Berdasarkan letaknya, blefaritis dibagi menjadi:


- Blefaritis anterior : blefaritis yang terjadi di kelopak mata bagian luar,
tempat dimana bulu mata tertanam. Blefaritis anterior biasanya
disebabkan oleh infeksi bakteri (staphyloccus blepharits) atau ketombe
di kepala dan alis mata (blefaritis seboroik). Walaupun jarang, dapat juga
disebabkan karena alergi.
- Blefaritis posterior : blefaritis yang terjadi di kelopak mata bagian dalam,
bagian yang kontak langsung dengan bola mata.
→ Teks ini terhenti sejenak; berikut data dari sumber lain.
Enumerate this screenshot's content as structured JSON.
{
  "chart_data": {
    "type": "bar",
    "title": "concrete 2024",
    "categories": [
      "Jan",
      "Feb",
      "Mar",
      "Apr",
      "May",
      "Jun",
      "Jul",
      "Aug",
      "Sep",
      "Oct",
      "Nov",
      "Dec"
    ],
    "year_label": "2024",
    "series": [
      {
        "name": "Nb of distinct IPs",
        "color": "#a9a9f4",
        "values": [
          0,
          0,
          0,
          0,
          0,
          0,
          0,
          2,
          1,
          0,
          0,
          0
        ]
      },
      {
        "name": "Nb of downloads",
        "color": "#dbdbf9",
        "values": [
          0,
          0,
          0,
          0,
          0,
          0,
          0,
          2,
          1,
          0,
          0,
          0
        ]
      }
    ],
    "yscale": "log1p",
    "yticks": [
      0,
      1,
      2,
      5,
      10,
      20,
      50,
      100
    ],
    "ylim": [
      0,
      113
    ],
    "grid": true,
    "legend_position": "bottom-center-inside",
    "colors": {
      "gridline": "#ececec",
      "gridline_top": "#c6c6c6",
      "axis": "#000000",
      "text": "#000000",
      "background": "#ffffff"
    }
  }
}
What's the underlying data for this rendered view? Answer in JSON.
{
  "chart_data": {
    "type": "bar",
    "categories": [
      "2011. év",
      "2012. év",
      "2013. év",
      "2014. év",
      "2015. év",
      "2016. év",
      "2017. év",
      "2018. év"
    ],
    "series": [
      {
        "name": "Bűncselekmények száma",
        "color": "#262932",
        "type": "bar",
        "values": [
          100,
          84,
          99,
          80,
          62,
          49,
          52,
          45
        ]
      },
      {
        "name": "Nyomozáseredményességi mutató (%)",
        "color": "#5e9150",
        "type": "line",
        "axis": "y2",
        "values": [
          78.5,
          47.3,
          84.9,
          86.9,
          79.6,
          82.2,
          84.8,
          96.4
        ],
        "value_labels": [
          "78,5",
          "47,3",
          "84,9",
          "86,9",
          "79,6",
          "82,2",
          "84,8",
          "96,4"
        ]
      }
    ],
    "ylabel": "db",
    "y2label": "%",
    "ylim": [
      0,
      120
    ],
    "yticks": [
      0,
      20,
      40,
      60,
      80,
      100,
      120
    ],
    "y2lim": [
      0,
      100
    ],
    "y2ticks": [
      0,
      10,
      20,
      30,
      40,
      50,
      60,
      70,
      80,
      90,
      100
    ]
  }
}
Blefaritis posterior
dapat disebabkan karena produksi minyak oleh kelenjar di kelopak mata
yang berlebihan (blefaritis meibom) yang akan mengakibatkan
terbentuknya lingkungan yang diperlukan bakteri untuk bertumbuh.
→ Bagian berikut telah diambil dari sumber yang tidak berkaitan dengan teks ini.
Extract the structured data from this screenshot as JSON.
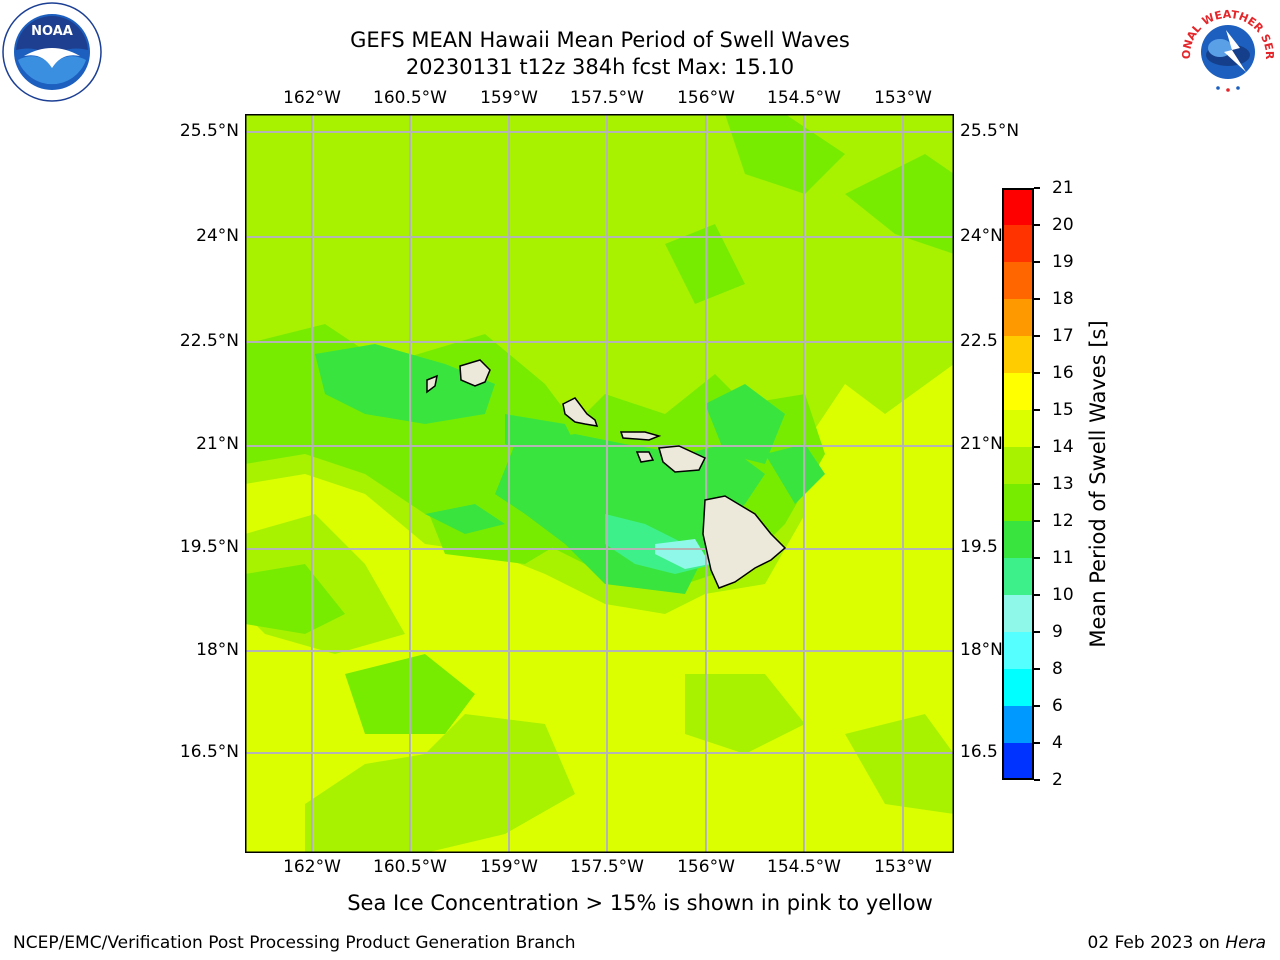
{
  "header": {
    "title_line1": "GEFS MEAN Hawaii Mean Period of Swell Waves",
    "title_line2": "20230131 t12z 384h fcst   Max: 15.10"
  },
  "logos": {
    "left": {
      "name": "NOAA",
      "ring_text": "NATIONAL OCEANIC AND ATMOSPHERIC ADMINISTRATION · U.S. DEPARTMENT OF COMMERCE"
    },
    "right": {
      "name": "NATIONAL WEATHER SERVICE"
    }
  },
  "map": {
    "lon_labels": [
      "162°W",
      "160.5°W",
      "159°W",
      "157.5°W",
      "156°W",
      "154.5°W",
      "153°W"
    ],
    "lat_labels": [
      "25.5°N",
      "24°N",
      "22.5°N",
      "21°N",
      "19.5°N",
      "18°N",
      "16.5°N"
    ],
    "lat_labels_right": [
      "25.5°N",
      "24°N",
      "22.5",
      "21°N",
      "19.5",
      "18°N",
      "16.5"
    ],
    "colors": {
      "base": "#dcff00",
      "band_13": "#a8f200",
      "band_12": "#78ec00",
      "band_11": "#3ae43e",
      "band_10": "#3df08a",
      "band_9": "#8ff8e8",
      "land": "#ede9da",
      "grid": "#b4b4b4"
    }
  },
  "colorbar": {
    "label": "Mean Period of Swell Waves [s]",
    "ticks": [
      "21",
      "20",
      "19",
      "18",
      "17",
      "16",
      "15",
      "14",
      "13",
      "12",
      "11",
      "10",
      "9",
      "8",
      "6",
      "4",
      "2"
    ],
    "colors": [
      "#ff0000",
      "#ff3300",
      "#ff6600",
      "#ff9900",
      "#ffcc00",
      "#ffff00",
      "#dcff00",
      "#a8f200",
      "#78ec00",
      "#3ae43e",
      "#3df08a",
      "#8ff8e8",
      "#55ffff",
      "#00ffff",
      "#0099ff",
      "#0033ff"
    ]
  },
  "subnote": "Sea Ice Concentration > 15% is shown in pink to yellow",
  "footer": {
    "left": "NCEP/EMC/Verification Post Processing Product Generation Branch",
    "right_date": "02 Feb 2023 on ",
    "right_host": "Hera"
  }
}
Klasifikasi berdasarkan penyebabnya :


1. Blefaritis Bakterial :
- Blefaritis superficial
- Blefaritis skuamosa
- Blefaritis ulseratif
- Blefaritis angularis
- Meibomianitis
- Hordeolum
- Kalazion
2. Blefaritis Virus :
- Herpes zoster
- Herpes simpleks
- Vaksinia
- Moluskum kontagiosum
3. Blefaritis Jamur :
- Infeksi superficial
- Infeksi jamur dalam
4. Blefaritis pedikulosis
BAB III
PEMBAHASAN

Pasien datang dengan keluhan mata kiri dan kanan pasien sering mengeluarkan
air mata yang terus-menerus keluar disertai dengan kotoran yang berwarna
hijau kekuningan sejak ± 3 bulan yang lalu. Keluhan disertai dengan adanya
mata yang masih terasa merah dan penglihatan yang buram pada mata kiri.
Pasien mengaku sering mengucak mata dengan tangannya tanpa sadar.
Keluhan mata gatal, nyeri, dan silau dirasakan pada mata kiri pasien. Pasien
tidak mengeluhkan adanya demam, rasa nyeri kepala, mual dan muntah.
Riwayat kelopak mata kiri dan kanan bengkak, kemerahan pada bagian
kelopak, serta rasa nyeri pasien rasakan pada 3 bulan yang lalu, namun kini
sudah tidak dirasakan kembali.

Dari pemeriksaan fisik didapatkan: palpebra superior udem, hiperemis, secret


kuning kehijauan, pseudoptosis, dan hilangnya bulu mata (madarosis).
Ditemukan injeksi konjungtiva pada oculo sinistra.

Diagnosis untuk kasus ini adalah Blefarokonjungtivitis e.c SJS OS dan


Blefaritis e.c SJS OD. Blefarokonjingtivitis merupakan suatu peradangan pada
kelopak mata (blepharitis) dan konjungtiva (konjungtivitis).
Konjungtivitis pada sindrom Steven Johnson merupakan konjungtivitis yang
disebabkan karena proses alergi akibat reaksi terhadap non infeksi, dapat
berupa reaksi cepat seperti alergi biasa dan reaksi terlambat sesudah beberapa
hari kontak seperti pada reaksi terhadap obat, bakteri, dan toksik. Merupakan
reaksi hiper sensitivitas tipe cepat atau lambat, atau reaksi antibody humoral
terhadap allergen. Pada keadaan yang berat merupakan bagian dari sindrom
Steven Johnson, suatu penyakit eritema multiforme berat akibat reaksi alergi
pada orang dengan prediposisi alergi obat-obatan. Pada pemakaian mata palsu
atau lensa kontak juga dapat terjadi reaksi alergi. Dengan gambaran klinis
berupa mata merah, sakit, bengkak, panas, berair, gatal, dan silau. Sering
berulang dan menahun, bersamaan dengan rinitis alergi.
Penatalaksanaan pada kasus diberikan kompres dengan air hangat 3-4 kali/hari
selama 10-15menit/hari, Sulfasetamid 10% salep 3,5 gram 3 kali sehari.
Pengobatan pada infeksi kelopak mata dan konjungtiva diperlukan pemberian
antibiotik lokal dan kompres hangat pada mata bagian luar.